One of the best features of Disney’s Sleep Hollow, and perhaps one of the most surprising, is its remarkable faithfulness to Irving’s original story. It is not exaggeration to suggest that this little animated feature from the Walt Disney company is one of the most faithful to the original story of any movie ever produced on Ichabod’s fight with the headless spectre. Two of the essential elements remain in this version, those being a romantic telling of the story and an ambiguous ending. Disney actually leaves the viewer wondering whether or not Ichabod survived the flaming pumpkin head being hurled at him across the bridge of safety. Such a conclusion is a rare thing for an animated children’s tale.

The visual payoff is well worth the wait in Sleepy Hollow. From start to finish the animation is crisp and effective, but the animators give us something special at the unveiling of the Headless Horseman. I’m not sure there is a more visually engaging scene in any animated feature. Although technology has certainly advanced the options for animators today, I would put Sleepy Hollow up against any modern feature in terms of its effectiveness and mood.

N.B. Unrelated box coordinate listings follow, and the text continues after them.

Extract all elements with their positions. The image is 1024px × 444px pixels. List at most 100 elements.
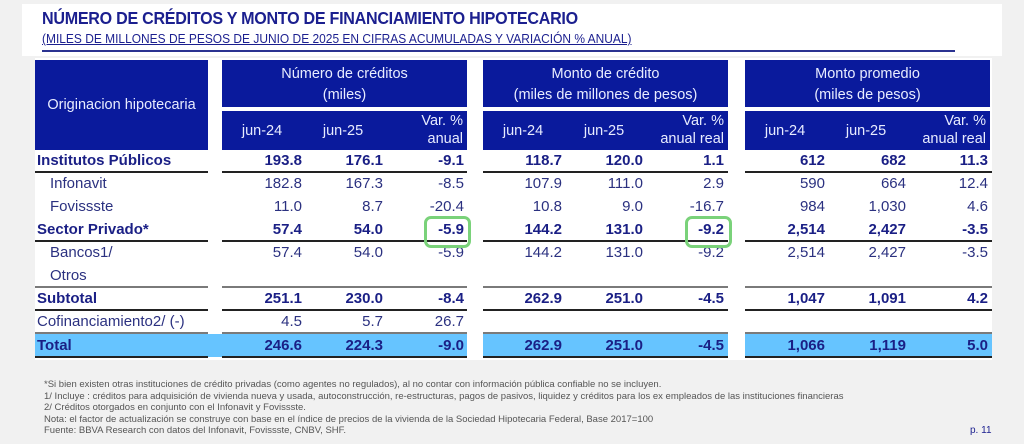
col-header: Var. % anual (421, 112, 463, 148)
cell: 262.9 (524, 290, 562, 307)
group-title: Número de créditos (281, 66, 408, 82)
cell: -8.5 (438, 175, 464, 192)
cell: 682 (880, 152, 906, 169)
cell: 984 (799, 198, 825, 215)
cell: 664 (880, 175, 906, 192)
col-header: jun-24 (764, 123, 806, 139)
cell: -3.5 (962, 221, 988, 238)
cell: -16.7 (689, 198, 724, 215)
cell: 2,514 (787, 244, 825, 261)
cell: 54.0 (353, 221, 383, 238)
row-divider (483, 356, 728, 358)
row-divider (483, 332, 728, 334)
cell: 246.6 (264, 337, 302, 354)
table-row: Total 246.6 224.3 -9.0 262.9 251.0 -4.5 1,066 1,… (35, 334, 992, 357)
row-label: Fovissste (50, 198, 114, 215)
cell: -9.1 (438, 152, 464, 169)
col-header: jun-25 (845, 123, 887, 139)
group-header: Número de créditos (miles) (222, 60, 467, 107)
row-header: Originacion hipotecaria (35, 60, 208, 150)
cell: -5.9 (438, 221, 464, 238)
page-subtitle: (MILES DE MILLONES DE PESOS DE JUNIO DE … (42, 31, 632, 46)
row-label: Subtotal (37, 290, 97, 307)
var-label: Var. % (944, 113, 986, 129)
cell: 8.7 (362, 198, 383, 215)
subheader: jun-24 jun-25 Var. % anual (222, 111, 467, 150)
var-label: anual real (922, 131, 986, 147)
cell: 262.9 (524, 337, 562, 354)
cell: 12.4 (958, 175, 988, 192)
cell: 131.0 (605, 221, 643, 238)
cell: 1,066 (787, 337, 825, 354)
row-divider (483, 171, 728, 173)
cell: 120.0 (605, 152, 643, 169)
row-divider (483, 309, 728, 311)
cell: -9.0 (438, 337, 464, 354)
cell: 11.0 (273, 198, 302, 215)
cell: 9.0 (622, 198, 643, 215)
subheader: jun-24 jun-25 Var. % anual real (483, 111, 728, 150)
cell: 57.4 (272, 221, 302, 238)
row-divider (222, 332, 467, 334)
col-header: jun-24 (241, 123, 283, 139)
var-label: Var. % (682, 113, 724, 129)
cell: 193.8 (264, 152, 302, 169)
row-divider (35, 171, 208, 173)
row-divider (483, 240, 728, 242)
group-title: Monto de crédito (551, 66, 660, 82)
row-divider (35, 356, 208, 358)
cell: 144.2 (524, 244, 562, 261)
row-divider (35, 240, 208, 242)
cell: 251.1 (264, 290, 302, 307)
row-divider (745, 356, 992, 358)
cell: 251.0 (605, 290, 643, 307)
footnote: Fuente: BBVA Research con datos del Info… (44, 425, 347, 437)
row-divider (35, 286, 208, 288)
cell: 251.0 (605, 337, 643, 354)
row-divider (745, 240, 992, 242)
cell: 1,119 (869, 337, 906, 354)
var-label: Var. % (421, 113, 463, 129)
row-label: Otros (50, 267, 87, 284)
col-header: jun-24 (502, 123, 544, 139)
cell: 1,030 (868, 198, 906, 215)
cell: 4.5 (281, 313, 302, 330)
col-header: jun-25 (583, 123, 625, 139)
cell: 1.1 (703, 152, 724, 169)
table-row: Institutos Públicos 193.8 176.1 -9.1 118.7 12… (35, 149, 992, 172)
subheader: jun-24 jun-25 Var. % anual real (745, 111, 990, 150)
cell: 4.2 (967, 290, 988, 307)
cell: 2,514 (787, 221, 825, 238)
col-header: Var. % anual real (922, 112, 986, 148)
cell: 2,427 (868, 221, 906, 238)
footnote: Nota: el factor de actualización se cons… (44, 413, 654, 425)
cell: 590 (799, 175, 825, 192)
row-divider (222, 309, 467, 311)
group-header: Monto de crédito (miles de millones de p… (483, 60, 728, 107)
page-title: NÚMERO DE CRÉDITOS Y MONTO DE FINANCIAMI… (42, 8, 578, 28)
table-row: Infonavit 182.8 167.3 -8.5 107.9 111.0 2.9 590 6… (35, 172, 992, 195)
table-row: Sector Privado* 57.4 54.0 -5.9 144.2 131.0 -9.… (35, 218, 992, 241)
table-row: Otros (35, 264, 992, 287)
cell: -4.5 (698, 290, 724, 307)
cell: 167.3 (345, 175, 383, 192)
cell: -8.4 (438, 290, 464, 307)
cell: 10.8 (532, 198, 562, 215)
row-label: Institutos Públicos (37, 152, 172, 169)
col-header: Var. % anual real (660, 112, 724, 148)
footnote: 2/ Créditos otorgados en conjunto con el… (44, 402, 306, 414)
table-row: Fovissste 11.0 8.7 -20.4 10.8 9.0 -16.7 984 1,03… (35, 195, 992, 218)
group-header: Monto promedio (miles de pesos) (745, 60, 990, 107)
row-label: Total (37, 337, 72, 354)
cell: 144.2 (524, 221, 562, 238)
cell: 118.7 (525, 152, 562, 169)
cell: 176.1 (345, 152, 383, 169)
cell: 131.0 (605, 244, 643, 261)
cell: 4.6 (967, 198, 988, 215)
cell: 230.0 (345, 290, 383, 307)
cell: 107.9 (524, 175, 562, 192)
cell: -3.5 (962, 244, 988, 261)
title-divider (42, 50, 955, 52)
table-row: Bancos1/57.4 54.0 -5.9 144.2 131.0 -9.2 2,514 2… (35, 241, 992, 264)
cell: 54.0 (353, 244, 383, 261)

One of the more interesting aspects of the film is the song Brom Bones sings at the Van Tassel farm during the famous Van Tassel Fall Festival (incidentally, Brom was the inspiration for the famous Disney character Gaston from Beauty and the Beast). His song occurs just before the end of the party when Ichabod would be traveling home through the forest. It takes the viewer about 6 times watching the movie to finally catch on that the background singers, mostly female, are an essential part of the song. Unfortunately you cannot make out what they are singing very well. This is significant because at one point these background vocalists sing the most important part of the story:

Brom:  “For once you cross that bridge my friends…..”
Background Voices:  “the ghost is through, his power ends.”
(Watch the video below at 3:00 to hear this part of the song)

So, without those background voices, we would miss that the Headless Horseman loses his power across the bridge. That is my only complaint with the film, although after you know what the background voices actually say, it becomes a fun part of the movie.

Disney’s version of The Legend of Sleepy Hollow remains, after all these years, the best. Do yourself a favor – go watch it.